Consumer price inflation rose to an annual 3.5% in January, in line with the consensus expectation. The figure appears to have been rounded up, since the index levels in January 2009 and January 2010 were 108.7 and 112.4 respectively, implying an increase of 3.4%. The outturn was higher than forecast in a previous post mainly because food price inflation unexpectedly accelerated – British Retail Consortium and producer output price figures had suggested a slowdown.
The rise in the headline rate from 2.9% in December is explained by the return of the standard VAT rate to 17.5%. The Office for National Statistics and the Bank of England have estimated that the cut to 15% in December 2008 reduced the CPI by about 0.7%. Assuming the same reverse effect, the headline rate may have fallen to 2.8% in the absence of the hike. (The 1.7% annual rise in the CPI at constant tax rates is misleading because it assumes that the VAT increase was passed on in full.)

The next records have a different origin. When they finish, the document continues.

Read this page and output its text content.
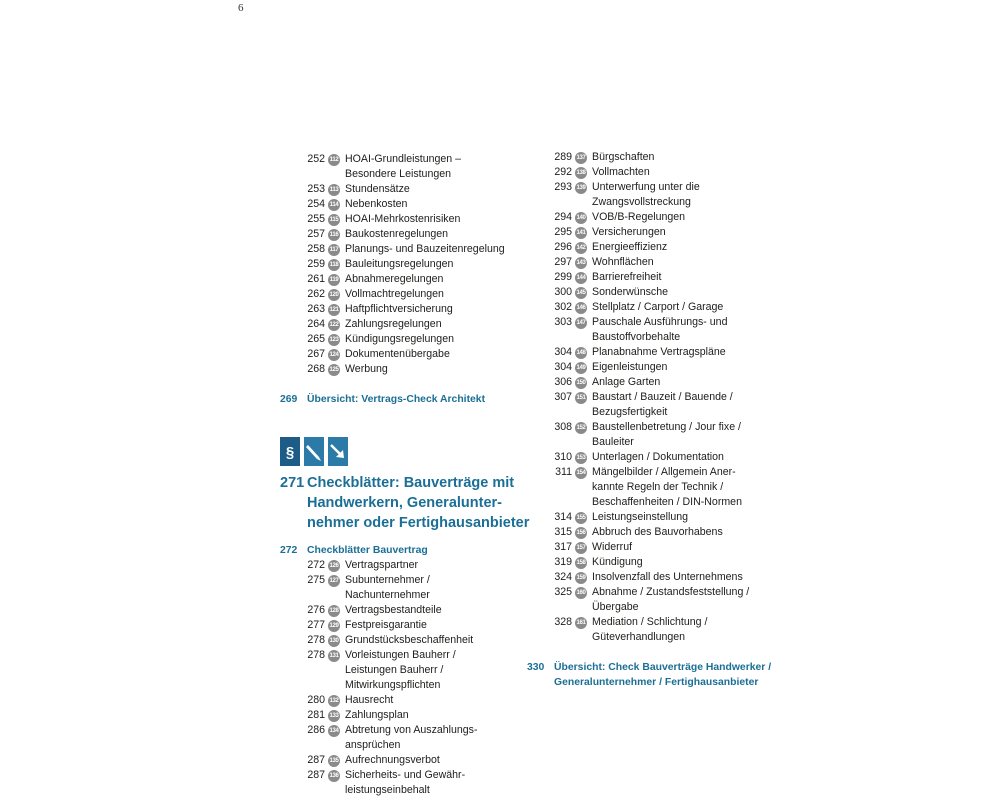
6
252 112 HOAI-Grundleistungen –
Besondere Leistungen
253 113 Stundensätze
254 114 Nebenkosten
255 115 HOAI-Mehrkostenrisiken
257 116 Baukostenregelungen
258 117 Planungs- und Bauzeitenregelung
259 118 Bauleitungsregelungen
261 119 Abnahmeregelungen
262 120 Vollmachtregelungen
263 121 Haftpflichtversicherung
264 122 Zahlungsregelungen
265 123 Kündigungsregelungen
267 124 Dokumentenübergabe
268 125 Werbung
269 Übersicht: Vertrags-Check Architekt
§
271 Checkblätter: Bauverträge mit
Handwerkern, Generalunter-
nehmer oder Fertighausanbieter
272 Checkblätter Bauvertrag
272 126 Vertragspartner
275 127 Subunternehmer /
Nachunternehmer
276 128 Vertragsbestandteile
277 129 Festpreisgarantie
278 130 Grundstücksbeschaffenheit
278 131 Vorleistungen Bauherr /
Leistungen Bauherr /
Mitwirkungspflichten
280 132 Hausrecht
281 133 Zahlungsplan
286 134 Abtretung von Auszahlungs-
ansprüchen
287 135 Aufrechnungsverbot
287 136 Sicherheits- und Gewähr-
leistungseinbehalt
289 137 Bürgschaften
292 138 Vollmachten
293 139 Unterwerfung unter die
Zwangsvollstreckung
294 140 VOB/B-Regelungen
295 141 Versicherungen
296 142 Energieeffizienz
297 143 Wohnflächen
299 144 Barrierefreiheit
300 145 Sonderwünsche
302 146 Stellplatz / Carport / Garage
303 147 Pauschale Ausführungs- und
Baustoffvorbehalte
304 148 Planabnahme Vertragspläne
304 149 Eigenleistungen
306 150 Anlage Garten
307 151 Baustart / Bauzeit / Bauende /
Bezugsfertigkeit
308 152 Baustellenbetretung / Jour fixe /
Bauleiter
310 153 Unterlagen / Dokumentation
311 154 Mängelbilder / Allgemein Aner-
kannte Regeln der Technik /
Beschaffenheiten / DIN-Normen
314 155 Leistungseinstellung
315 156 Abbruch des Bauvorhabens
317 157 Widerruf
319 158 Kündigung
324 159 Insolvenzfall des Unternehmens
325 160 Abnahme / Zustandsfeststellung /
Übergabe
328 161 Mediation / Schlichtung /
Güteverhandlungen
330 Übersicht: Check Bauverträge Handwerker /
Generalunternehmer / Fertighausanbieter
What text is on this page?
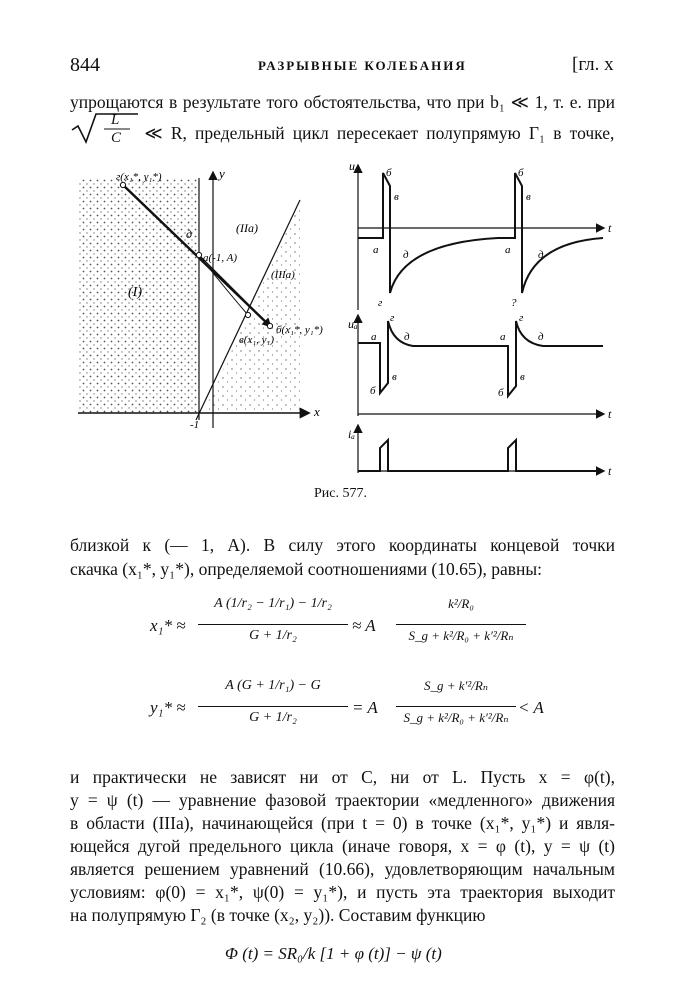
844	РАЗРЫВНЫЕ КОЛЕБАНИЯ	[гл. x
упрощаются в результате того обстоятельства, что при b₁ ≪ 1, т. е. при
L
C ≪ R, предельный цикл пересекает полупрямую Γ₁ в точке,
x
y
(I)
(IIa)
(IIIa)
г(x₁*, y₁*)
a(-1, A)
б(x₁*, y₁*)
в(x₁, y₁)
д
-1
u
t
a
б
в
г
д	a
б
в
?
д
uₐ
t
a
б
в
г
д	a
б
в
г
д
iₐ
t
Рис. 577.
близкой к (— 1, A). В силу этого координаты концевой точки
скачка (x₁*, y₁*), определяемой соотношениями (10.65), равны:
x₁* ≈
A (1/r₂ − 1/r₁) − 1/r₂
G + 1/r₂
≈ A
k²/R₀
S_g + k²/R₀ + k′²/Rₙ
y₁* ≈
A (G + 1/r₁) − G
G + 1/r₂
= A
S_g + k′²/Rₙ
S_g + k²/R₀ + k′²/Rₙ
< A
и практически не зависят ни от C, ни от L. Пусть x = φ(t),
y = ψ (t) — уравнение фазовой траектории «медленного» движения
в области (IIIa), начинающейся (при t = 0) в точке (x₁*, y₁*) и явля-
ющейся дугой предельного цикла (иначе говоря, x = φ (t), y = ψ (t)
является решением уравнений (10.66), удовлетворяющим начальным
условиям: φ(0) = x₁*, ψ(0) = y₁*), и пусть эта траектория выходит
на полупрямую Γ₂ (в точке (x₂, y₂)). Составим функцию
Φ (t) = SR₀/k [1 + φ (t)] − ψ (t)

CPI inflation may fall back to about 3% over coming months, partly reflecting vehicle fuel base effects and lower gas prices. The Bank's forecast, however, of a sustained decline to about 1% by early 2011 is no more credible than its projection a year ago that inflation, then 3.1%, would fall to 1.3% by the first quarter of 2010. The Bank is probably continuing to overemphasise the role of the "output gap" in the inflationary process while underestimating upward pressure on tradable goods prices from the low real exchange rate. The forecast also ignores likely further indirect tax hikes after the election while assuming a stabilisation of commodity prices and sterling.
Governor King's latest explanatory letter to the Chancellor refers to monetary policy being set "to keep inflation close to the 2% target in the medium term". The Bank's remit, however, is to achieve 2% "at all times", although allowance is made for temporary departures due to "shocks and disturbances". Governor King suggests that the VAT hike and rising energy prices represent "shocks" but the tax change was known when the Bank made its February 2009 forecast while higher commodity prices were a predictable consequence of global economic recovery.
Interpreting the remit to imply that the target applies only "in the medium term" allows the Bank maximum discretion in setting policy. When such discretion results in a persistent inflation overshoot, however, such as the 2.8% per annum rise in the CPI in the four years to January, there is a risk of expectations diverging from the target. A rise in market and / or survey-based inflation expectations could yet derail the Bank's dovish approach.